So, lets start with some back story here. While I was doing all the recent changes to the code in the way that static files are served to the app, I found a few things to be true. Firstly, the data sent was much larger than I thought it was. But that's not the important part, just leads to it. Anyhow, when the app gets new terrain information, it updates the min and max x and y coordinates of what it has, so that it can go and request more when it approaches the end. As I was working on creating the data files to server to the app, I saw the error in that code, and sadly worked out that while it worked in an ideal world, it would be very easy to have a "gap" in the map between the min and max coordinates, but with a blank bit. Sort of like a hole in the centre of a sheet of paper. Then what would happen, it wouldn't request more terrain, but it wouldn't have terrain to display.
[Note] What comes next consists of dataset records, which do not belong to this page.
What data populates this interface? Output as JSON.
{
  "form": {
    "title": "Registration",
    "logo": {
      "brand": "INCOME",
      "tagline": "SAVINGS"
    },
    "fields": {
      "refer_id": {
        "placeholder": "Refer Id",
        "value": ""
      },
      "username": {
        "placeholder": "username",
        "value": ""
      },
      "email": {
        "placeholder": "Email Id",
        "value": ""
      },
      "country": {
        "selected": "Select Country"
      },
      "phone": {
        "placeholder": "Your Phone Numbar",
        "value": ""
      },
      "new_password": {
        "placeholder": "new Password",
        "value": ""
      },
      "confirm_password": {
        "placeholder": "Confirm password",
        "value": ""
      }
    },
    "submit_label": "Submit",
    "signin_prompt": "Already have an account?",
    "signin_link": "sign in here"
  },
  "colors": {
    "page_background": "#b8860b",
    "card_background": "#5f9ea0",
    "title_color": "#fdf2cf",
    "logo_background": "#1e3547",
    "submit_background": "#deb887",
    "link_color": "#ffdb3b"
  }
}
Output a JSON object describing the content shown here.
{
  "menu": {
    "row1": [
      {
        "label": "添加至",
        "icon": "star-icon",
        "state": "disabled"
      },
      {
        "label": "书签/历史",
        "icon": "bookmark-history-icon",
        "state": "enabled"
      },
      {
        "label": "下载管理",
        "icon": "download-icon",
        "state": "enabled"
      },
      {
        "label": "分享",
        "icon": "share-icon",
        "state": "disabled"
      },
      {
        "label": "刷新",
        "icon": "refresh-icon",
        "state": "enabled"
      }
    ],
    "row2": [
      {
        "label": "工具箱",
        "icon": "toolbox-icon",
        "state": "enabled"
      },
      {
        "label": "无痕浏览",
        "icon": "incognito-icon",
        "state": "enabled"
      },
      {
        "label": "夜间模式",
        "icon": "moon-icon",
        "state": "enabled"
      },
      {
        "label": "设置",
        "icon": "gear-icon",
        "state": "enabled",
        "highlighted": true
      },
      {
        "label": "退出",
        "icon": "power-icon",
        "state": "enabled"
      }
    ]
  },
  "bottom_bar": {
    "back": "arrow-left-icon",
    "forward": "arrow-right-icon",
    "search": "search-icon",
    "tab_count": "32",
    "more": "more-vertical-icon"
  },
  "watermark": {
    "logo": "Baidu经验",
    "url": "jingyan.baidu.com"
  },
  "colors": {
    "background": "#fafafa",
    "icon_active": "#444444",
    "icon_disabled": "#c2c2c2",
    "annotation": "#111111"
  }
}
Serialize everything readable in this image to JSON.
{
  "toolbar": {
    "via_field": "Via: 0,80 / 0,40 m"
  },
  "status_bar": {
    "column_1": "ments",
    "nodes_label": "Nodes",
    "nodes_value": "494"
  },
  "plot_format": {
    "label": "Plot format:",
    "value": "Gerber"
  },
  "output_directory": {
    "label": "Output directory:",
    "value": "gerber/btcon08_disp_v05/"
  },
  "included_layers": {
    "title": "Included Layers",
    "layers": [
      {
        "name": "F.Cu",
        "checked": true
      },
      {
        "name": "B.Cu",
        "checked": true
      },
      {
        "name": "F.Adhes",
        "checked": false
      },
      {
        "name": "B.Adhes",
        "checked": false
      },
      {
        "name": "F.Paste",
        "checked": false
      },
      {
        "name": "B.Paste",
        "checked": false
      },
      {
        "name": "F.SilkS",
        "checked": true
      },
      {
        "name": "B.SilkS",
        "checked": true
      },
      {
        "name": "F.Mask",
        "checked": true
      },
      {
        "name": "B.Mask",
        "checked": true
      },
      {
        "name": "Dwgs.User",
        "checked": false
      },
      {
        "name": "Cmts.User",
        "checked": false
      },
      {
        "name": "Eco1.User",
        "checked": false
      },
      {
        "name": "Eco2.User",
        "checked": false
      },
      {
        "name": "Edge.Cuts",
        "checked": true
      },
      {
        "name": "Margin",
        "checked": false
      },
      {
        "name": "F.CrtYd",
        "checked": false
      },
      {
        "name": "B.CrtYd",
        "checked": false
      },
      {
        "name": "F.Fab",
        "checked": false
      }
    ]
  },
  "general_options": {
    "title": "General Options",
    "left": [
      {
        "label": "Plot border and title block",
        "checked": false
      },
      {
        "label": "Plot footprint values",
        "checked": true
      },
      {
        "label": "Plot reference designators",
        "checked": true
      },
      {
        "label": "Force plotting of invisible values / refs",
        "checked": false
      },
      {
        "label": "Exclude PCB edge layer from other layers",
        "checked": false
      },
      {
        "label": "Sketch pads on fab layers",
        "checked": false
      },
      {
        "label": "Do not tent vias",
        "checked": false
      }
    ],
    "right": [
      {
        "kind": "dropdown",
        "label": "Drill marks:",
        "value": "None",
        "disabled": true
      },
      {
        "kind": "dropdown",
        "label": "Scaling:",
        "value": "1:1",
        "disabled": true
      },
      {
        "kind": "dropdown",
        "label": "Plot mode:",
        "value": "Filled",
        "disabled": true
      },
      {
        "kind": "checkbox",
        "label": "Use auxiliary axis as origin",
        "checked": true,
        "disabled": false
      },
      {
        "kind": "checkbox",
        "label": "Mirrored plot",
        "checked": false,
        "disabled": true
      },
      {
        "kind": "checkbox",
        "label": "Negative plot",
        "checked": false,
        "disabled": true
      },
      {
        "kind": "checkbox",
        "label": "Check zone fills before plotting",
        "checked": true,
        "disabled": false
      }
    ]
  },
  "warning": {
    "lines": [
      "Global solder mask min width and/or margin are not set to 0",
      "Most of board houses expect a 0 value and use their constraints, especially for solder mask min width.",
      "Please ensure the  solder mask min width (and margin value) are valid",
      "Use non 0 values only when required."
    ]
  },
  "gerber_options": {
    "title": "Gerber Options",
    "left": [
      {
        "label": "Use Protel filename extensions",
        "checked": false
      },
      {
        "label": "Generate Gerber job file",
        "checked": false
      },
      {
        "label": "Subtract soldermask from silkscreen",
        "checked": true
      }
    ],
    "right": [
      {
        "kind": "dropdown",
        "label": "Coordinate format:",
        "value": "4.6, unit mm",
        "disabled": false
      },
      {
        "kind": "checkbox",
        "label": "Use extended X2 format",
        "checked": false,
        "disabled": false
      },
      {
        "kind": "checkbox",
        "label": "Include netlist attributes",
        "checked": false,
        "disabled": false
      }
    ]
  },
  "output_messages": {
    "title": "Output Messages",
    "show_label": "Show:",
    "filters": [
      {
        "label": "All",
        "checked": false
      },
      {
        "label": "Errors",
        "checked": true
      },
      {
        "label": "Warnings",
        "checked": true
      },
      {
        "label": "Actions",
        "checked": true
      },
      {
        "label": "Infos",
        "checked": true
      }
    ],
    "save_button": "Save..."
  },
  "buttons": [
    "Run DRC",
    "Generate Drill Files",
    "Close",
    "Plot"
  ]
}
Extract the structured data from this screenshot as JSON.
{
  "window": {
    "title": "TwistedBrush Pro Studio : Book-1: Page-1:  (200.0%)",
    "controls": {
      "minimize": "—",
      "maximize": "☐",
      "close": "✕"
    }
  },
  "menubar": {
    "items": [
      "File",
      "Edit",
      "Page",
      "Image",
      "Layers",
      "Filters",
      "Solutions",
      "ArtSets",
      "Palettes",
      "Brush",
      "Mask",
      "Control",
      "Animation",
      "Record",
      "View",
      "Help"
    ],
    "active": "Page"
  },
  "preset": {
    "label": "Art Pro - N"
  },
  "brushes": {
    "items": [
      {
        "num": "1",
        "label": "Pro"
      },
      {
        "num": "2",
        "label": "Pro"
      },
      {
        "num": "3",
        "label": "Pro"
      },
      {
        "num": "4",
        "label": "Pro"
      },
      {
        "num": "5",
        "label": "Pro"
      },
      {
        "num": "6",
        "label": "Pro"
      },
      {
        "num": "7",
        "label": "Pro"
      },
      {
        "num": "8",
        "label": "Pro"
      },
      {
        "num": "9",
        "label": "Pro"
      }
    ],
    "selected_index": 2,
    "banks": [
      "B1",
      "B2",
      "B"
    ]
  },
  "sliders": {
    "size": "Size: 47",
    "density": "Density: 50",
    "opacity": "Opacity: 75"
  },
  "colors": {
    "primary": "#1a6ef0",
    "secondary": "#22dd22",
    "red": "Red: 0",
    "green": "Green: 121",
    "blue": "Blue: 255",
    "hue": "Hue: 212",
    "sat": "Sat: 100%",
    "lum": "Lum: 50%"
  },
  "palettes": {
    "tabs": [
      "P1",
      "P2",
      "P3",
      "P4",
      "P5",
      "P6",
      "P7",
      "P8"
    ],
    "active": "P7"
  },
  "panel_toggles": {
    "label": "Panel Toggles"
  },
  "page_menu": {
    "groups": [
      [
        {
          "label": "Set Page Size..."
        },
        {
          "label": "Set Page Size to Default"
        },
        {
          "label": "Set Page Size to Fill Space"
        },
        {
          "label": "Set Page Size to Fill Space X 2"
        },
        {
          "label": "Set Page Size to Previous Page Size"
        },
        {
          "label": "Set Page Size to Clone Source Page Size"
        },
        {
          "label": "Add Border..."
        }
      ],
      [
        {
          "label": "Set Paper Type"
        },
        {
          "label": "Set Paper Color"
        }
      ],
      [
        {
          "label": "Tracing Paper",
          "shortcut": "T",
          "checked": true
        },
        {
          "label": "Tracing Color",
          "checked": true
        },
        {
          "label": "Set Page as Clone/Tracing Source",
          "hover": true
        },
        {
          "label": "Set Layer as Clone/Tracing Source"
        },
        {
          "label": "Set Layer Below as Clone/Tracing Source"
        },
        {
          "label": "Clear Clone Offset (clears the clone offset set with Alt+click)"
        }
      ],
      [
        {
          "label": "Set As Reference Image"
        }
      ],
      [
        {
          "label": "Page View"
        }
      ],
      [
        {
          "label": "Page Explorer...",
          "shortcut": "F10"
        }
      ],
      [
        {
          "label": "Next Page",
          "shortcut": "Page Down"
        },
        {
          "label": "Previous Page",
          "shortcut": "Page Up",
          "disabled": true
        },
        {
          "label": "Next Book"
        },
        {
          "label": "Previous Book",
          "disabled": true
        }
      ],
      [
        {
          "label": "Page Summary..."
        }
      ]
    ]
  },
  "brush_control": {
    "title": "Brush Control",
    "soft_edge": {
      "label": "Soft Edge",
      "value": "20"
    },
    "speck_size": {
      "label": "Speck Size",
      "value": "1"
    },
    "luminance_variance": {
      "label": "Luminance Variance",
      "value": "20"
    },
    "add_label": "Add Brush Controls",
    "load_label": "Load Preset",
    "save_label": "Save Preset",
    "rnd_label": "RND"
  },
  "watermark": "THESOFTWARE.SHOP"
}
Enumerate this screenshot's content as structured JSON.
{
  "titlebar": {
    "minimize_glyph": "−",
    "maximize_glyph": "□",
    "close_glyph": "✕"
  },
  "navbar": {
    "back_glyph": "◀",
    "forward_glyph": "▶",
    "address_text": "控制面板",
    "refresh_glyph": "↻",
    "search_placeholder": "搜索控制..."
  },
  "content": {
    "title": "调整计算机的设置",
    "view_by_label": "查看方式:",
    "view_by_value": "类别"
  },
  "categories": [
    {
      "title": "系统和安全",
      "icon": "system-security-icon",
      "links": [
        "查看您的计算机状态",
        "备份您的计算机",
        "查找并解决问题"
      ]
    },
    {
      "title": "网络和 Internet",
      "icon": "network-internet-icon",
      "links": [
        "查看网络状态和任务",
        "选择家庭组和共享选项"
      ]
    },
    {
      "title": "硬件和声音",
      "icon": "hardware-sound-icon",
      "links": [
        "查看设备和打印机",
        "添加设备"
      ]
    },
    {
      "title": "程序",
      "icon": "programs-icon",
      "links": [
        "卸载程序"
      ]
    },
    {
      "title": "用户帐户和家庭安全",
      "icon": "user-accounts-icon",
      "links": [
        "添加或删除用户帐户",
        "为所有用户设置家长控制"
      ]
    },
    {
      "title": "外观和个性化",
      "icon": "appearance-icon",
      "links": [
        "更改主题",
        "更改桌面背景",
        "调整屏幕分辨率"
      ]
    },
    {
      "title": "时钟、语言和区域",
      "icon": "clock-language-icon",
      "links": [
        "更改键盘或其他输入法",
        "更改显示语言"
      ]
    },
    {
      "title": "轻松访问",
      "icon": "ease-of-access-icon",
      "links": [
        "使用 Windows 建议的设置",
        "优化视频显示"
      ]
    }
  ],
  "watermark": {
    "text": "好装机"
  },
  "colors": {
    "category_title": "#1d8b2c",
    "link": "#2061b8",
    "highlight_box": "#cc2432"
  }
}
So, the solution I came up with was that it would request new terrain each time the party moved a certain number distance in any direction. When it did that, it would take a note that it had asked for that location, and then if it got there again, it knew it had it, so no more requesting it. Great, that's the app covered, but I should put that same functionality into the editor I use to create the game world right? I can get rid of a bunch of other database entries (even longer, unnecessary story there). Getting rid of those entries would make the data chunks sent to the app smaller. Everyone's happy.
So I open up the editor code, start working backwards in the code from a particular action to try to find the point in the code where the trigger lies that causes more map to be loaded. Hey presto. It checks to see if you've moved a certain distance in any direction, and once you get past it, it will fetch more data from the server.
Just like the app does. Now that I updated it.
At least I know that I got to a nice elegant solution twice, apparently each time thinking it was the first time I'd done it.